Autocritica: non è che sulle Cantine sociali della Sicilia ci siamo sbagliati?

21 ottobre 2020

Lo scriviamo perché, anche quest’anno – come negli anni passati – registriamo prezzi dell’uva da vino bassi, se non bassissimi. Assolutamente ingiustificati dalla riduzione della produzione. Chi è che manovra queste speculazioni al ribasso sui prezzi che servono ad affamare i piccoli produttori di uva da vino della Sicilia?

Non è che, in questi anni, scrivendo delle Cantine sociali della Sicilia abbiamo praticamente sbagliato tutto? Ce lo chiediamo osservando quello che sta succedendo in queste settimane. La vendemmia ormai è finita. E le cose, per i piccoli e medi coltivatori di uva da vino della nostra Isola non vanno affatto bene.

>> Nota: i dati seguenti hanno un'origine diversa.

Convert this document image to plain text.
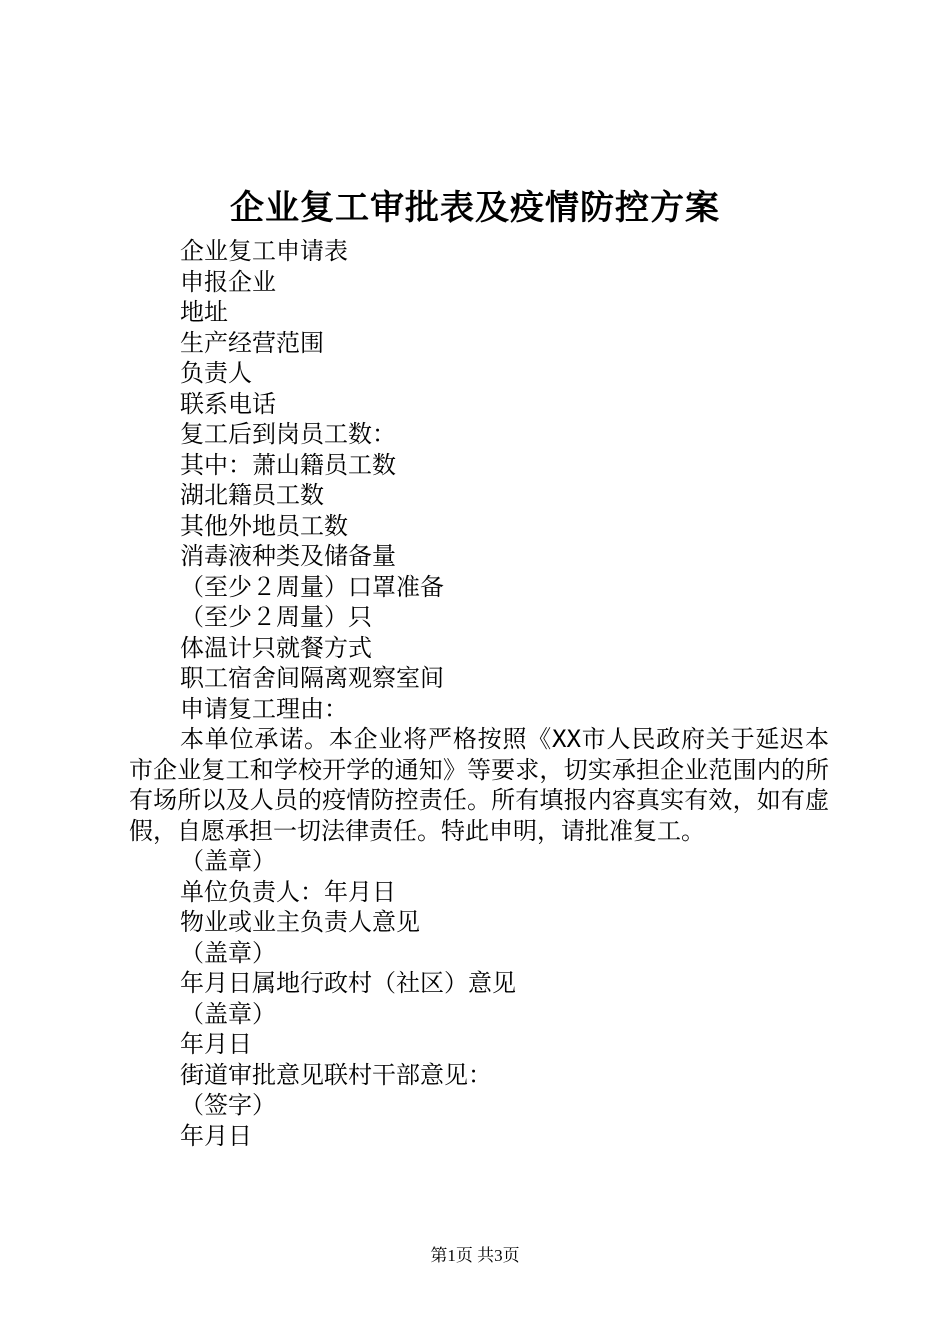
企业复工审批表及疫情防控方案
企业复工申请表
申报企业
地址
生产经营范围
负责人
联系电话
复工后到岗员工数：
其中：萧山籍员工数
湖北籍员工数
其他外地员工数
消毒液种类及储备量
（至少２周量）口罩准备
（至少２周量）只
体温计只就餐方式
职工宿舍间隔离观察室间
申请复工理由：
本单位承诺。本企业将严格按照《XX市人民政府关于延迟本市企业复工和学校开学的通知》等要求，切实承担企业范围内的所有场所以及人员的疫情防控责任。所有填报内容真实有效，如有虚假，自愿承担一切法律责任。特此申明，请批准复工。
（盖章）
单位负责人：年月日
物业或业主负责人意见
（盖章）
年月日属地行政村（社区）意见
（盖章）
年月日
街道审批意见联村干部意见：
（签字）
年月日
第1页 共3页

Intanto abbiamo raccontato e commentato una notizia che, alla fine, non è negativa per la Sicilia. Si tratta della truffa sul Sassicaia, uno dei vini toscani più noti al mondo. Al posto del Sassicaia vendevano, soprattutto ai Paesi esteri, un vino siciliano. La truffa è stata scoperta. A portarla avanti erano personaggi del Nord Italia. La Sicilia, anzi, il vino siciliano è stato strumentalizzato. Questo ci porta a due considerazioni.

La prima considerazione è che il vino siciliano sfuso è di ottima qualità e si può vendere bene. Se gli abitanti facoltosi di Russia, Cina e Corea lo hanno bevuto trovandolo buono (addirittura nella convinzione di bere il Sassicaia), perché non proporglielo?

Ma forse già questo avviene. E questa è la seconda considerazione: a noi dicono che il vino sfuso delle Cantine siciliane rimane invenduto. C’è da crederci? Noi cominciamo a non crederci.

E qui arriviamo alla notizia di questi giorni che ci lascia perplessi. Quest’anno la produzione di uva da vino, in Sicilia, è stata più bassa. Ed è anche logico: il prezzo dell’uva da vino pagato dalle Cantine sociali (ma anche da altri produttori privati) è basso e ci sono agricoltori – soprattutto piccoli agricoltori – che non coltivano più uva da vino, per non parlare di chi ha venduto i diritti di reimpianto o gli stessi terreni.

Quando la produzione si riduce, di solito, il prezzo di un prodotto dovrebbe aumentare. Nel caso dell’uva da vino siciliana, invece, il prezzo è rimasto ‘magicamente’ basso.

Il dubbio è che ci sia un cartello che impedisca al prezzo dell’uva da vino di crescere.

Alcuni nostri amici agricoltori ci hanno spiegato che, con l’attuale prezzo dell’uva da vino – 25 centesimi al Kg base 20 (20 è un numero che indica la presenza di zucchero nell’uva) – è impossibile guadagnare. Solo chi ha tanti ettari di vigneto, economizzando sui costi (ricorrendo, ad esempio, alla vendemmia meccanica), riesce a guadagnare qualcosa.

Invece i piccoli produttori di uva da vino vengono letteralmente ‘strangolati’.

A noi hanno sempre raccontato che le Cantine sociali della nostra Isola sono costrette a comportarsi così perché non hanno a chi vendere il prodotto.

Ora, a parte che non è affamando i piccoli agricoltori che si risolve il problema, noi cominciamo a pensare che, forse, le cose non stanno come ce le hanno sempre raccontate. Noi, per esempio – e questa è storia vecchia, che risale agli anni di Francesco Crispi, quando il vino siciliano veniva utilizzato per ‘tagliare’ gli ‘altisonanti’ vini francesi – sappiamo che il vino siciliano sfuso, in parte, finisce nel Centro Nord Italia dove, a parte il Veneto e qualche area dell’Emilia Romagna e del Piemonte, non ci risultano distese di ettari ed ettari di vigneti.

Cosa vogliamo dire? Che quando la pandemia di Coronavirus ci darà un po’ di tregua, il Governo regionale dovrebbe intervenire a tutela dei piccoli produttori di uva da vino: a tutela non soltanto dei loro redditi, ma anche del paesaggio agrario. Anche per evitare la svendita dei diritti di reimpianto e altre forme di colonizzazione varia. Cominciando, anche, a fare chiarezza sulle Cantine sociali ‘sempre in crisi’ della Sicilia sulle quali iniziamo a nutrire dubbi.